こいつは平気で人を殴れる、そういう部類の人間だ。
一方私は力が強いというだけで、武道を極めている訳ではない。

「!」



破壊神の危機


私が振り被った瞬間、灰崎が受け身をとるのが解った。
こいつが私のことを何処まで知っているかは解らないけれど、掌で止めるつもりらしい。
こちらも遠慮はしない。
そのまま掌、否、手根目掛けて拳を叩き込んだ。

ごめんね、敦くん。
女の子、って言ってくれてありがとう。

「っらぁ!」

「ってえ…!」

手根から肘まで衝撃を受けた灰崎は、腕を抑える。

(……)

まずいな。
思ったより私にもダメージがあった。

「ふざけんなよてめえ!」

灰崎の瞳孔が開く。
この体格差では明らかに分が悪い。
灰崎の繰り出してきた殴打を屈んで交わして、倉庫の端まで駆ける。

「ちょろちょろしやがって!」

「大人しく殴られてやる訳ないでしょ!」

雑に積んであった鉄ポールの山を一気に崩した。

「くそっ嘗めんなあ!」

がしゃがしゃとポールが絡み、足場が悪くなった灰崎は私に近付き難くなった。時間稼ぎが出来た私は、出口に走った。
引き戸に手をかけ、そうして脱出成功。

の、はずだった。

(開かない!?)


「はーいそこまで。俺が一人で来てたとでも思ったかよ?」

背後に迫った灰崎が、私にゲームオーバーを告げる。

どん、と鈍い音がした。

「ぐっ…かはぁっ…」

背中を掌で圧され、体を戸に押し付けられる。
鉄の板に圧接されている肋骨が痛い。肺が圧迫されて呼吸が出来ない。胸椎が悲鳴をあげ始めた。

「かわいい顔してとんだ怪力女だな。ったく、手間取らせやがって」

協力者が、すぐ外にいたのか。
用意周到なことだ。

「大人しくしてたら、すぐ済んだのによ」

やめだ、めちゃくちゃにしてやる。
そう灰崎は耳元で囁いた。

(否、私が迂闊だったのか)

幸い、こいつは“まだ”油断している。
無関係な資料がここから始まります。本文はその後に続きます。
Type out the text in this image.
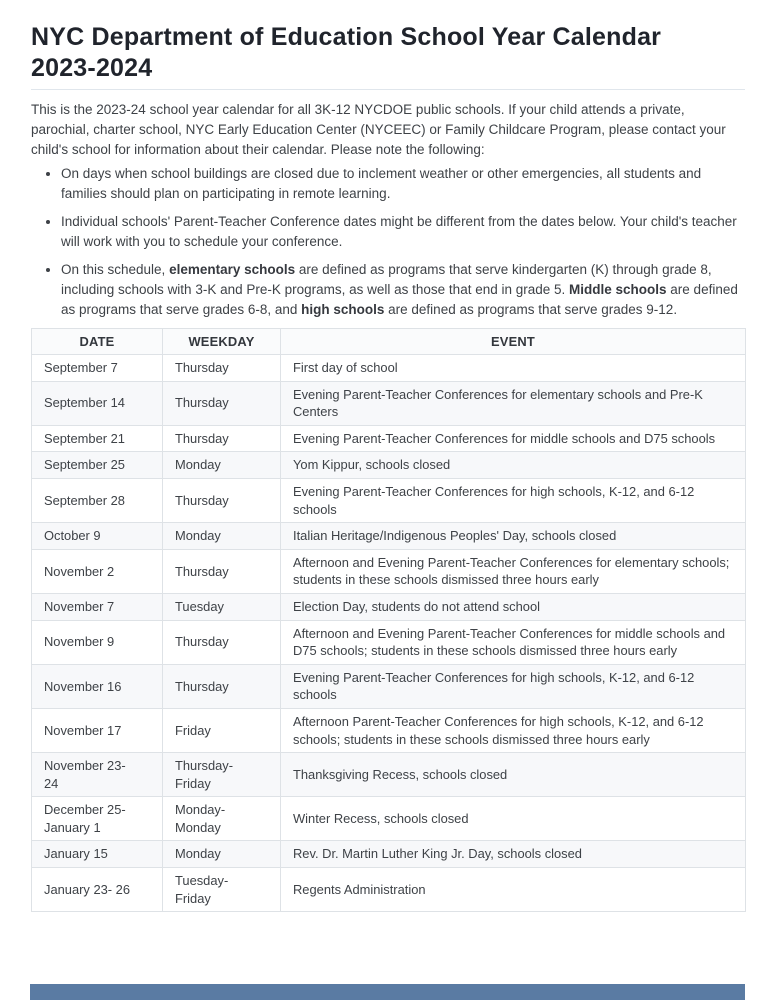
NYC Department of Education School Year Calendar 2023-2024

This is the 2023-24 school year calendar for all 3K-12 NYCDOE public schools. If your child attends a private, parochial, charter school, NYC Early Education Center (NYCEEC) or Family Childcare Program, please contact your child's school for information about their calendar. Please note the following:

• On days when school buildings are closed due to inclement weather or other emergencies, all students and families should plan on participating in remote learning.
• Individual schools' Parent-Teacher Conference dates might be different from the dates below. Your child's teacher will work with you to schedule your conference.
• On this schedule, elementary schools are defined as programs that serve kindergarten (K) through grade 8, including schools with 3-K and Pre-K programs, as well as those that end in grade 5. Middle schools are defined as programs that serve grades 6-8, and high schools are defined as programs that serve grades 9-12.
DATE	WEEKDAY	EVENT
September 7	Thursday	First day of school
September 14	Thursday	Evening Parent-Teacher Conferences for elementary schools and Pre-K Centers
September 21	Thursday	Evening Parent-Teacher Conferences for middle schools and D75 schools
September 25	Monday	Yom Kippur, schools closed
September 28	Thursday	Evening Parent-Teacher Conferences for high schools, K-12, and 6-12 schools
October 9	Monday	Italian Heritage/Indigenous Peoples' Day, schools closed
November 2	Thursday	Afternoon and Evening Parent-Teacher Conferences for elementary schools; students in these schools dismissed three hours early
November 7	Tuesday	Election Day, students do not attend school
November 9	Thursday	Afternoon and Evening Parent-Teacher Conferences for middle schools and D75 schools; students in these schools dismissed three hours early
November 16	Thursday	Evening Parent-Teacher Conferences for high schools, K-12, and 6-12 schools
November 17	Friday	Afternoon Parent-Teacher Conferences for high schools, K-12, and 6-12 schools; students in these schools dismissed three hours early
November 23-24	Thursday-Friday	Thanksgiving Recess, schools closed
December 25-January 1	Monday-Monday	Winter Recess, schools closed
January 15	Monday	Rev. Dr. Martin Luther King Jr. Day, schools closed
January 23- 26	Tuesday-Friday	Regents Administration
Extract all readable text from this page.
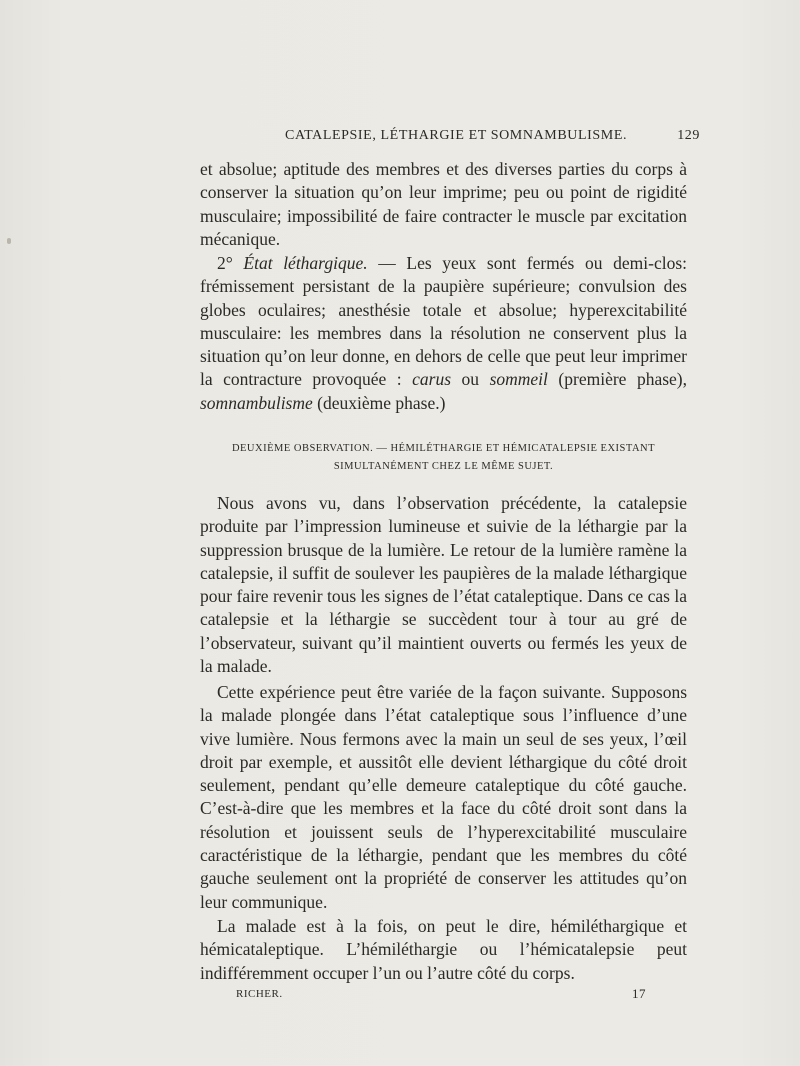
CATALEPSIE, LÉTHARGIE ET SOMNAMBULISME.	129

et absolue; aptitude des membres et des diverses parties du corps à conserver la situation qu’on leur imprime; peu ou point de rigidité musculaire; impossibilité de faire contracter le muscle par excitation mécanique.

2° État léthargique. — Les yeux sont fermés ou demi-clos: frémissement persistant de la paupière supérieure; convulsion des globes oculaires; anesthésie totale et absolue; hyperexcitabilité musculaire: les membres dans la résolution ne conservent plus la situation qu’on leur donne, en dehors de celle que peut leur imprimer la contracture provoquée : carus ou sommeil (première phase), somnambulisme (deuxième phase.)

DEUXIÈME OBSERVATION. — HÉMILÉTHARGIE ET HÉMICATALEPSIE EXISTANT
SIMULTANÉMENT CHEZ LE MÊME SUJET.

Nous avons vu, dans l’observation précédente, la catalepsie produite par l’impression lumineuse et suivie de la léthargie par la suppression brusque de la lumière. Le retour de la lumière ramène la catalepsie, il suffit de soulever les paupières de la malade léthargique pour faire revenir tous les signes de l’état cataleptique. Dans ce cas la catalepsie et la léthargie se succèdent tour à tour au gré de l’observateur, suivant qu’il maintient ouverts ou fermés les yeux de la malade.

Cette expérience peut être variée de la façon suivante. Supposons la malade plongée dans l’état cataleptique sous l’influence d’une vive lumière. Nous fermons avec la main un seul de ses yeux, l’œil droit par exemple, et aussitôt elle devient léthargique du côté droit seulement, pendant qu’elle demeure cataleptique du côté gauche. C’est-à-dire que les membres et la face du côté droit sont dans la résolution et jouissent seuls de l’hyperexcitabilité musculaire caractéristique de la léthargie, pendant que les membres du côté gauche seulement ont la propriété de conserver les attitudes qu’on leur communique.

La malade est à la fois, on peut le dire, hémiléthargique et hémicataleptique. L’hémiléthargie ou l’hémicatalepsie peut indifféremment occuper l’un ou l’autre côté du corps.

RICHER.	17
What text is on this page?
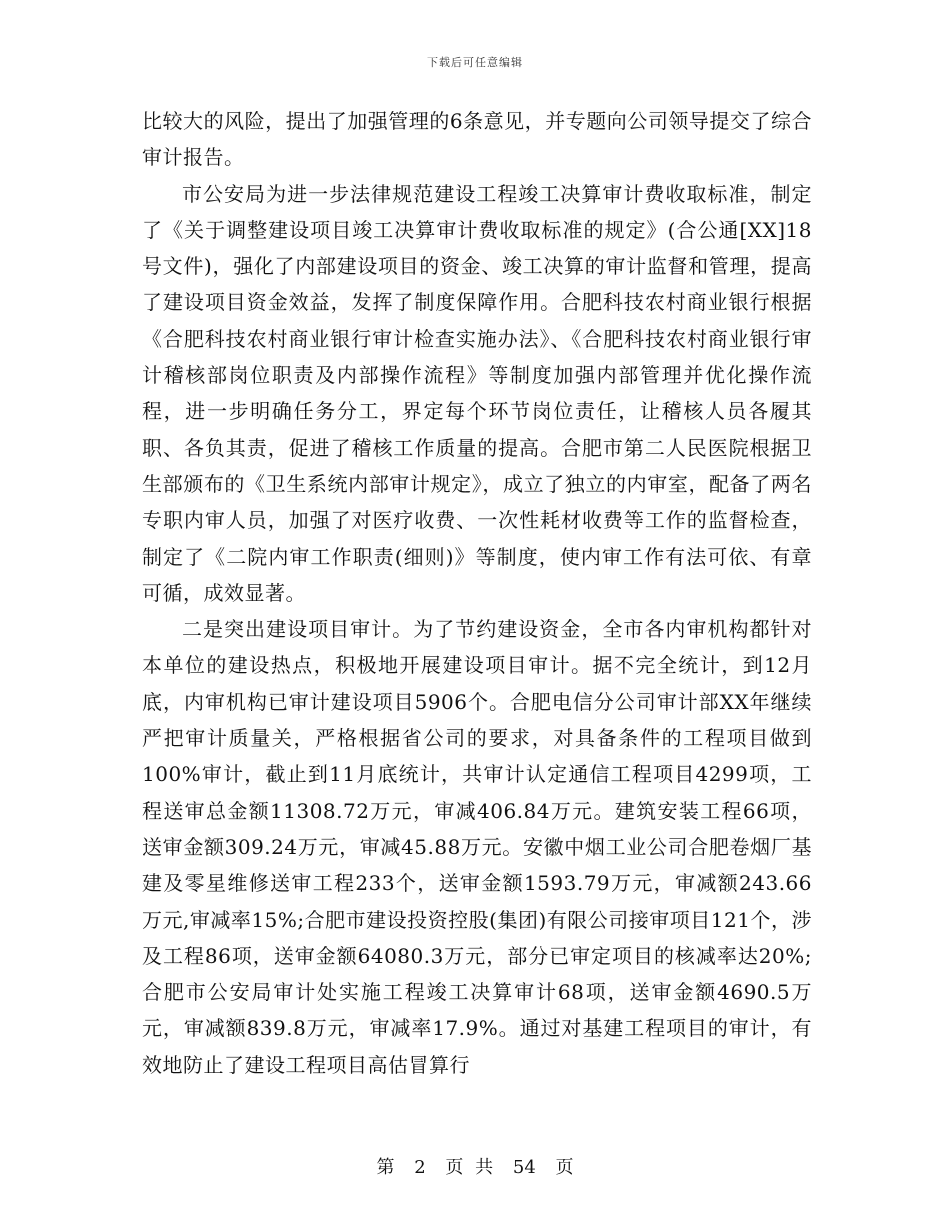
下载后可任意编辑

比较大的风险，提出了加强管理的6条意见，并专题向公司领导提交了综合审计报告。

市公安局为进一步法律规范建设工程竣工决算审计费收取标准，制定了《关于调整建设项目竣工决算审计费收取标准的规定》(合公通[XX]18号文件)，强化了内部建设项目的资金、竣工决算的审计监督和管理，提高了建设项目资金效益，发挥了制度保障作用。合肥科技农村商业银行根据《合肥科技农村商业银行审计检查实施办法》、《合肥科技农村商业银行审计稽核部岗位职责及内部操作流程》等制度加强内部管理并优化操作流程，进一步明确任务分工，界定每个环节岗位责任，让稽核人员各履其职、各负其责，促进了稽核工作质量的提高。合肥市第二人民医院根据卫生部颁布的《卫生系统内部审计规定》，成立了独立的内审室，配备了两名专职内审人员，加强了对医疗收费、一次性耗材收费等工作的监督检查，制定了《二院内审工作职责(细则)》等制度，使内审工作有法可依、有章可循，成效显著。

二是突出建设项目审计。为了节约建设资金，全市各内审机构都针对本单位的建设热点，积极地开展建设项目审计。据不完全统计，到12月底，内审机构已审计建设项目5906个。合肥电信分公司审计部XX年继续严把审计质量关，严格根据省公司的要求，对具备条件的工程项目做到100%审计，截止到11月底统计，共审计认定通信工程项目4299项，工程送审总金额11308.72万元，审减406.84万元。建筑安装工程66项，送审金额309.24万元，审减45.88万元。安徽中烟工业公司合肥卷烟厂基建及零星维修送审工程233个，送审金额1593.79万元，审减额243.66万元,审减率15%;合肥市建设投资控股(集团)有限公司接审项目121个，涉及工程86项，送审金额64080.3万元，部分已审定项目的核减率达20%;合肥市公安局审计处实施工程竣工决算审计68项，送审金额4690.5万元，审减额839.8万元，审减率17.9%。通过对基建工程项目的审计，有效地防止了建设工程项目高估冒算行

第 2 页 共 54 页
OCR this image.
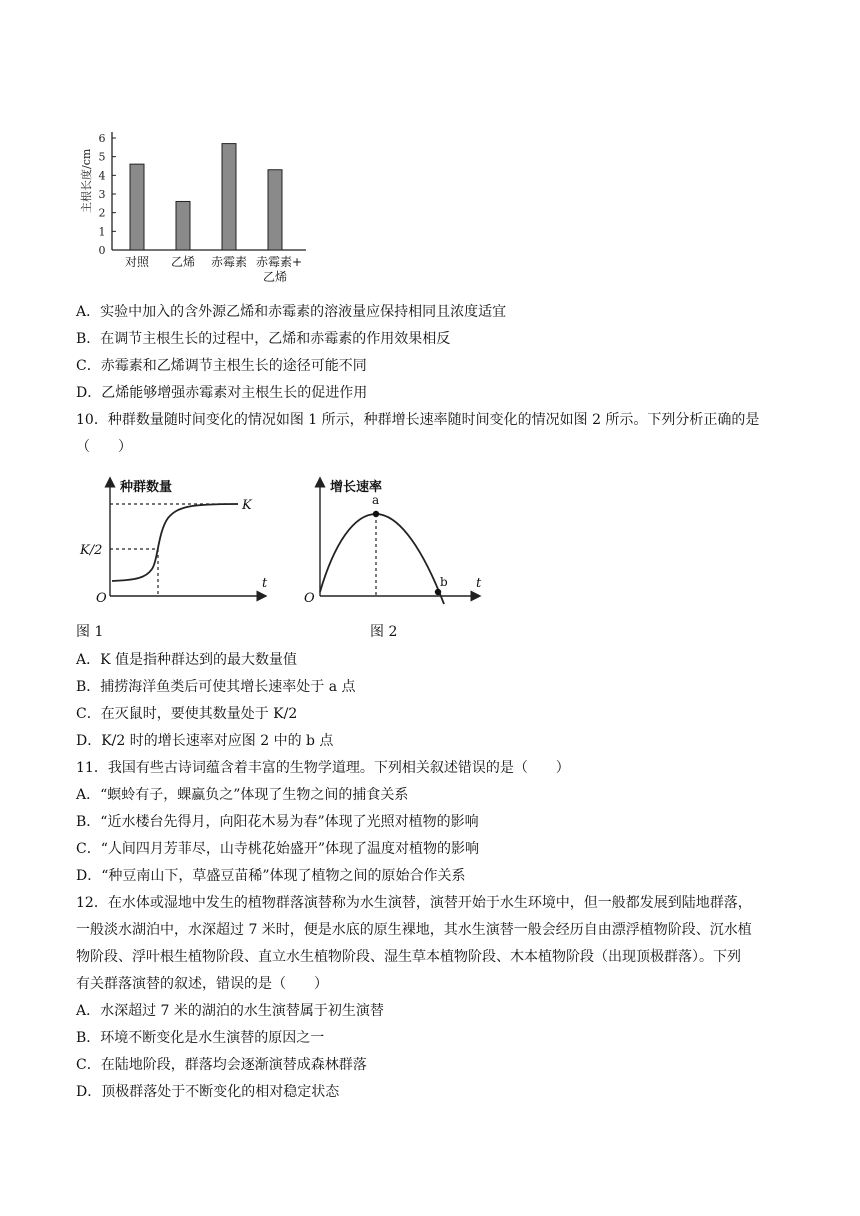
0
1
2
3
4
5
6
对照 乙烯 赤霉素 赤霉素+
乙烯
主根长度/cm
A．实验中加入的含外源乙烯和赤霉素的溶液量应保持相同且浓度适宜
B．在调节主根生长的过程中，乙烯和赤霉素的作用效果相反
C．赤霉素和乙烯调节主根生长的途径可能不同
D．乙烯能够增强赤霉素对主根生长的促进作用
10．种群数量随时间变化的情况如图 1 所示，种群增长速率随时间变化的情况如图 2 所示。下列分析正确的是
（　　）
种群数量
K
K/2
O
t
增长速率
a
b
O
t
图 1	图 2
A．K 值是指种群达到的最大数量值
B．捕捞海洋鱼类后可使其增长速率处于 a 点
C．在灭鼠时，要使其数量处于 K/2
D．K/2 时的增长速率对应图 2 中的 b 点
11．我国有些古诗词蕴含着丰富的生物学道理。下列相关叙述错误的是（　　）
A．“螟蛉有子，蜾蠃负之”体现了生物之间的捕食关系
B．“近水楼台先得月，向阳花木易为春”体现了光照对植物的影响
C．“人间四月芳菲尽，山寺桃花始盛开”体现了温度对植物的影响
D．“种豆南山下，草盛豆苗稀”体现了植物之间的原始合作关系
12．在水体或湿地中发生的植物群落演替称为水生演替，演替开始于水生环境中，但一般都发展到陆地群落，
一般淡水湖泊中，水深超过 7 米时，便是水底的原生裸地，其水生演替一般会经历自由漂浮植物阶段、沉水植
物阶段、浮叶根生植物阶段、直立水生植物阶段、湿生草本植物阶段、木本植物阶段（出现顶极群落）。下列
有关群落演替的叙述，错误的是（　　）
A．水深超过 7 米的湖泊的水生演替属于初生演替
B．环境不断变化是水生演替的原因之一
C．在陆地阶段，群落均会逐渐演替成森林群落
D．顶极群落处于不断变化的相对稳定状态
両手は自由だ。
右手は少し痛めてしまったから、うまくいくかは解らないけれど。

「知ら、ないの…、私ね…破壊神って呼ばれてるん、だから!」

両手で、勢いよく冷たい戸を圧した。力は後ろに作用して私の身体は解放される。
背中を圧されたままそんなことをしたのだから、当然私へのダメージは先程の比ではない程返ってきた。
げほげほと咳込みながら振り返ると、今度は灰崎が尻餅をついていた。

「破壊神だあ?ふざけたもん名乗ってんなあ…」

「なんとでも言えばいいよ」

逃げ道はあの窓しかない。
もう道具を使ってこいつの意表を突く手もないだろう。

(やっぱ真っ向からやるしかない…)

タイミングが全てだ。
私は灰崎の動きを瞬きせず観察する。
よろよろと起き上がり中腰の姿勢になった瞬間、懐に飛び込んだ。

「っ!?」

「はあっ!」

右手でガードしながら、額に左手で掌底を打ち込んだ。
脳を揺さ振られた灰崎は「なっ…」と驚きながら、ふらふらと後ろに再度倒れ込む。
膝蹴りとの合わせ技でなかっただけ、最後の慈悲だ。

私は急いで窓まで走って手を伸ばす。

(この格子を、壊すしかない)

躊躇っている暇はない。
倉庫を荒らして、窓まで壊して。
どれだけ謝れば済むだろうか。
こんな暴力沙汰を起こしてしまっては、敦くんにも、さつきちゃんにも―――。

(ああ、みんなに嫌われちゃうんだ…)

嫌われたく、なかったな。
もっと、近付きたかったな。窓を開けて、格子を掴む。
錆び付いて塗料がささくれ立ったそれを、何度かがんがん揺すって外した。
サッシに右足をかけて、下を見る。

「…意外と高い」

でも、飛び降りるしかない。


「待てよ」

「!」

覚束ない足取りで立ち上がった灰崎が、私の左足を掴んだ。

「しぶといね、本当。お仕置きが足りない?」

骨がみしみしと軋む。

「そりゃこっちの台詞だクソアマ。オイタが過ぎんじゃねえの」

慈悲なんかくれてやるんじゃなかった。




(伊緒ちん、伊緒ちん…!)

これが、ただの杞憂だったらいいのに。
なにもないなら、本当にそれで。
希望に反して、第三体育館に近付くほど嫌な予感は増幅した。

大した距離ではないはずなのに、ずっと走ってきたみたいだった。
漸く着いた、と入口のガラスドアに手をかけた。

「っ、なっ…」

鍵が閉まってる。
最悪だ。
思考の足らなかった自分を怨んだ。
伊緒ちんの失踪に複数人が関わっていると知っていたのに。赤ちんだったらまず鍵の所在から確認しただろうに。
俺はずるずると崩れ落ちる。

「どうしたら、いいんだよ…!」

項垂れていると、そう遠くない場所からがしゃんという音が聞こえてきた。

「!」

一縷の望みを託して、俺は体育館を外壁伝いに再度走り出す。


伊緒ちん、何処行ったの。
俺を呼んでよ。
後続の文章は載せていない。